This is a code for EMNLP-IJCNLP 2019 AnnoNLP Workshop Paper: "Computer Assisted Annotation of Tension Development in TED Talks through Crowdsourcing"
An annotation tool used in the paper to annotate the tension development.
- Install and run Mongodb.
-
To connect the Mongodb, make your own config.py:
cp config.sample.py config.py
- If the default setting of the Mongodb has not been changed, you don't need to modify the config.py
-
Install python requirements:
pip install -r requirements.txt
-
Download TED talks videos on the data/video_list.csv:
python downloader.py
-
Run the web-based annotation tool:
export PYTHONPATH=.; python annotation/app.py
-
Annotate! 😵
- Click one of the given options on each video clips. The selected value will be saved to DB automatically with the sentential information.

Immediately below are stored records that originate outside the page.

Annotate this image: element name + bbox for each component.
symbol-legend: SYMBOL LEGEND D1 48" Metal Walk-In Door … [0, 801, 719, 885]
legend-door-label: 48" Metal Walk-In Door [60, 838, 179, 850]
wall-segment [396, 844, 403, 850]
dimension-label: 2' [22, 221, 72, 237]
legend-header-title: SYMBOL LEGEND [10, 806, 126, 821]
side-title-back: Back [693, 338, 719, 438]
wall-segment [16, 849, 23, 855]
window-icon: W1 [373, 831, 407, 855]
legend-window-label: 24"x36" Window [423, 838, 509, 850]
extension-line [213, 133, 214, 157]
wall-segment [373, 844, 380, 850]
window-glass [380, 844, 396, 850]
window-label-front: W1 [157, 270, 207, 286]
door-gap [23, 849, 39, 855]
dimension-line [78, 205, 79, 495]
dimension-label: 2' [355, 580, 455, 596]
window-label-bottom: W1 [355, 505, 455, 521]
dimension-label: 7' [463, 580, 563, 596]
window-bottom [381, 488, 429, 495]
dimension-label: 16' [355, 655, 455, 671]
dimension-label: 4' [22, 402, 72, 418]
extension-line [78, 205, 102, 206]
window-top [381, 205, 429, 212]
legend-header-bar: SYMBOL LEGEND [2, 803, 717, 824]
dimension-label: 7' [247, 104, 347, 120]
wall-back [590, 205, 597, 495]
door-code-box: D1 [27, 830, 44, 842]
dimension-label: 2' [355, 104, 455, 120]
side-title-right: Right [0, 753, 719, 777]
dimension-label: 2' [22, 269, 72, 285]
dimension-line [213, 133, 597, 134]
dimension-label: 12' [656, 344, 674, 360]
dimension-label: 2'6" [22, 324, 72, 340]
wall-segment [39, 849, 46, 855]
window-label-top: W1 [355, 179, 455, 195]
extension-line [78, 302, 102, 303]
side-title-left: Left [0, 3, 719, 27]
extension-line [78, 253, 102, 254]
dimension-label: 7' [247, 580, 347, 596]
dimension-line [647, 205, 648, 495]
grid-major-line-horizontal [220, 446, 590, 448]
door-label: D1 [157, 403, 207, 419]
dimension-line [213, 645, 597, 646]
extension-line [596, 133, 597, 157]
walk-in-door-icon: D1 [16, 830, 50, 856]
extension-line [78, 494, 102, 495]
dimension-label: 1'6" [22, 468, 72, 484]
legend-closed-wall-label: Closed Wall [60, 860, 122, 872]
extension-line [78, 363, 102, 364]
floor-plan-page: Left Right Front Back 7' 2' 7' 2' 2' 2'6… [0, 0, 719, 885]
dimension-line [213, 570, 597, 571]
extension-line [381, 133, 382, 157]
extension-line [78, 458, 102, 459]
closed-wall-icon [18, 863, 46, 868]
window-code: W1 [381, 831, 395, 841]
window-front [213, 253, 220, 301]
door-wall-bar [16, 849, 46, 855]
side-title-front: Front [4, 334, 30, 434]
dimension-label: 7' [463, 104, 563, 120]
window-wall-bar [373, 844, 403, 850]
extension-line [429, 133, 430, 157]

- We provided the annotators with this guideline document when using Amazon Mechanical Turk.
-
Export the annotation data:
export PYTHONPATH=.; python annotation/dbscript.py --run=export_data
- The exported data path: data/output/tension.json
- Example:
{ "doc_id": "5db7ac1c88e6da63a07a9c2e", "doc_title": "The power of vulnerability", "source": "https://www.youtube.com/watch?v=iCvmsMzlF7o", "sent_id": "5db7ac3388e6da63a07a9c6a", "sent_index": 60, "text": "And it turned out to be shame.", "labels": [1, 1, 1], "start_ts": 279364, "end_ts": 281543 } ...